Shipping’s supply side generally remains “encouraging”. The overall orderbook is close to historical lows (10% of fleet vs >50% in 2008), and shipyard capacity, though now increasing slightly with some reactivations reported, is 40% below the peak (133 active “large” yards vs 320 in 2009). Yards are generally fully booked for 3 years and the delivery program is dominated by container (29% of fleet on order) and LNG (49% vs 31% “steam” ships). We project fleet growth of just 2.5% in 2023 and ~1% in 2024 (significant expansion in container/gas, minimal in tanker/bulkers). Despite an ageing fleet and renewal needs, recycling has been low. With limited yard availability and high newbuild prices, owners have been active in S&P (and in early debt repayments). Tanker pricing is up 51% on start-22 (bulkers: down 6% now increasing again, containers down 52%).

Shipping is 2.3% of global CO2 (we estimate volumes and the global share will trend down to 2.1% in 2023), with the entry into force of the IMO’s EEXI and CII a major milestone in shipping’s decarbonisation pathway (along with the EU ETS from 2024).
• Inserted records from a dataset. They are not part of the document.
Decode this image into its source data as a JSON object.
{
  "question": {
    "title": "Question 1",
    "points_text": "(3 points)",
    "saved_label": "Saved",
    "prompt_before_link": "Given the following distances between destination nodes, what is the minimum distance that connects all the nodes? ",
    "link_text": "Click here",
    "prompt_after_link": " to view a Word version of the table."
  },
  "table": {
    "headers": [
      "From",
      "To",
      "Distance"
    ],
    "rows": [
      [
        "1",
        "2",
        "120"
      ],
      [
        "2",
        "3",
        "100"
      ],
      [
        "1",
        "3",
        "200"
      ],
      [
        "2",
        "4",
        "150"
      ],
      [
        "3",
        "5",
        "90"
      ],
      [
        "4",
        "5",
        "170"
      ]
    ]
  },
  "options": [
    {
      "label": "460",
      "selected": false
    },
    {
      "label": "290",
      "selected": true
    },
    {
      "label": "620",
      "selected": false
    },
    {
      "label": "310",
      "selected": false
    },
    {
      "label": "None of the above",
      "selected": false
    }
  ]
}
The market impacts are complex and uncertain but there is potential for market upside volatility and increasingly ‘tiered’ charter and S&P markets; supply impacts may include slow steaming, EST retrofitting, and increased (and potentially uneven) fleet renewal (29% of the fleet is now 15+ years old). ‘Eco’ ships are 30% of fleet capacity, with >25% EST fitted. Alternative fuel ships have accounted for ~60% of new orders since start-22 in GT (mainly LNG, increasing interest in methanol), and now account for 5% of fleet GT and 47% of orderbook. Longer term, Energy Transition will impact trade (as will geo-politics).

As shipping continues to manage the huge complexities generated by the unprecedented global events of recent years, record levels of cash are flowing into the industry. Containers aside, market sentiment is positive with short term visibility on shipping supply and potential medium term supply side limitations from yard capacity (but watch for reactivation) and emissions regulations (watch for speed trends). The global economy retains vulnerabilities and risks but, for the moment, these are being mitigated by trends that are supportive for shipping including redistribution of oil flows and China’s ‘re-opening’.